Oh, the test could not be more sensitive. It showed minute differences at below -120 db between async USB devices. It showed what happens when we go from one digital interface, S/PDIF to HDMI. In all of these cases, the measurements were *your* friend in that it shuts down the objectivist arguments that "digital is digital." Clearly there are aspects of system that impact digital reproduction and these measurements show them with superb discrimination. In that sense, you should be jumping with joy. I know I am :). Indeed, the motivation for running all of those tests came from someone claiming on another forum that HDMI had gotten so good lately that there was no difference between it and S/PDIF. Well, the tests clearly showed that hypothesis to be wrong. So imagine my surprise to see you dismissing the test as having value.

If we agree then that the test is hugely useful in showing that digital is not just digital, we don't get to then throw it out because it doesn't serve some other esoteric agenda we have for it to show some other thing we imagine. For years, I had posited that there would be differences between digital domain interfaces and I have finally done the work to document them comprehensively in that article. You seem to have a hypothesis just the same, yet have not done anything to bring data to back it. So your hypothesis, unlike mine, is unproven.

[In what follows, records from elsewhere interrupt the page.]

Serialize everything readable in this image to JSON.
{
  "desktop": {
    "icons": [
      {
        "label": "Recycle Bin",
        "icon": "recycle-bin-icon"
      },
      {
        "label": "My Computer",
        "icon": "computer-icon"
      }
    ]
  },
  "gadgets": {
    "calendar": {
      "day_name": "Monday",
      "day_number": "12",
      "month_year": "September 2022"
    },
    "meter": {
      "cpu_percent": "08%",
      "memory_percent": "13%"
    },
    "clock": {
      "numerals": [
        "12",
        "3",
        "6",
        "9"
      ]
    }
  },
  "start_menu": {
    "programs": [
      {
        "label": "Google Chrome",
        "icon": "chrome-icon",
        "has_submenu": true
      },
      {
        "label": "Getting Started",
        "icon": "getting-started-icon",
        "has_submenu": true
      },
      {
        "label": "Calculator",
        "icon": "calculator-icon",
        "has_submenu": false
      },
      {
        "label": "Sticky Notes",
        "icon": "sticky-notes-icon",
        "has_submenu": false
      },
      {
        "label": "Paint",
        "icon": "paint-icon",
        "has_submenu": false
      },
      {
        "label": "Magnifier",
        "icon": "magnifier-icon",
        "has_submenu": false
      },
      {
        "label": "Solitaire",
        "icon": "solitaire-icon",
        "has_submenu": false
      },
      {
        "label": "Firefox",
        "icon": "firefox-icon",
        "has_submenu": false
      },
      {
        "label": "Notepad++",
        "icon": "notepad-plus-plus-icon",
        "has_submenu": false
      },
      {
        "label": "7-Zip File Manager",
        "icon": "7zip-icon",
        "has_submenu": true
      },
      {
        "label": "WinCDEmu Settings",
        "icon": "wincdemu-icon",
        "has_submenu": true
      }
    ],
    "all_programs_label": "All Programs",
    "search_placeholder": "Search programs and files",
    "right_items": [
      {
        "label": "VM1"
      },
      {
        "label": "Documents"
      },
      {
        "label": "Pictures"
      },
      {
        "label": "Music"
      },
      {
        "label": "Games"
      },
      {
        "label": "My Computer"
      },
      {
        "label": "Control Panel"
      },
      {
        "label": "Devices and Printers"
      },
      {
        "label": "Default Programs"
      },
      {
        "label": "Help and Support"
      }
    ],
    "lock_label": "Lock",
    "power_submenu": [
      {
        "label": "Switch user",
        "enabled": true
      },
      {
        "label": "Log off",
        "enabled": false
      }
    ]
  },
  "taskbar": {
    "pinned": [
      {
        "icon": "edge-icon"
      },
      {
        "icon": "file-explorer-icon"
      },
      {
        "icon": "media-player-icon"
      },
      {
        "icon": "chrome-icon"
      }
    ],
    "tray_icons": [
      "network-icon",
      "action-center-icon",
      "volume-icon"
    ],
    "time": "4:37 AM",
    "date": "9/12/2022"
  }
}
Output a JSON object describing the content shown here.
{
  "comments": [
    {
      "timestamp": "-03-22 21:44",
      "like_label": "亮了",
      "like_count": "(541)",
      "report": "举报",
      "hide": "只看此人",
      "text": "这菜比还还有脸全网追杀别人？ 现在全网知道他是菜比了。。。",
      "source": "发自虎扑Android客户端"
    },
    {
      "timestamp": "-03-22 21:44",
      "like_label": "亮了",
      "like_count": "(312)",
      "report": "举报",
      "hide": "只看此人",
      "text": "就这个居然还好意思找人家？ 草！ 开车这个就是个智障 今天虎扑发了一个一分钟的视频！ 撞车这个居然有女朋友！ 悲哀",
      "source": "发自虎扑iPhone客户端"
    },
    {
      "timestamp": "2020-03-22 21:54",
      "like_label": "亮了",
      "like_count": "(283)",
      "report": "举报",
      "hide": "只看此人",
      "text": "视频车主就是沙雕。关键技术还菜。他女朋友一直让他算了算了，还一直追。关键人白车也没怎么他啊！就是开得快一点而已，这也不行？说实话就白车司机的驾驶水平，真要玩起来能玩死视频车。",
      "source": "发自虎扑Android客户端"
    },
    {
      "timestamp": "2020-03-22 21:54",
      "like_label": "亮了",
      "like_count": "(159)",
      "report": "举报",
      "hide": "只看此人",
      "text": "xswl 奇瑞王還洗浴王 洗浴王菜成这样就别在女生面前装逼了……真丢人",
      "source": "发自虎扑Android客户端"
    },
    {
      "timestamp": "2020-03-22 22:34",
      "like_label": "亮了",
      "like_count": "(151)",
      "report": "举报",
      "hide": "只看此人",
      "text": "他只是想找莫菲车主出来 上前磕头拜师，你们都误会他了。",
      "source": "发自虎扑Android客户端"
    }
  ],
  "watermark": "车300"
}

Car keys/Street lamp anecdote, remember?
No, you should remember why we have created digital audio tests. They are created by working backward from system architecture. We know for example that jitter ampliltude is proportional to frequency so we use a high frequency signal. We know how the PLL works so we test and measure low frequency jitter that is below its corner frequency. We know how serial digital interface works so we modulate the low order bit in S/PDIF. This is not your random analogy of me measuring the temperature of two cables and declaring them the same electrically because it is easy to do.

I am here as a resource to the forum and fellow audiophiles to bring more data to the table. But you guys are doing such a poor job of making your case, and providing details that I feel no motivation to go beyond tests that so clearly show what we want to see.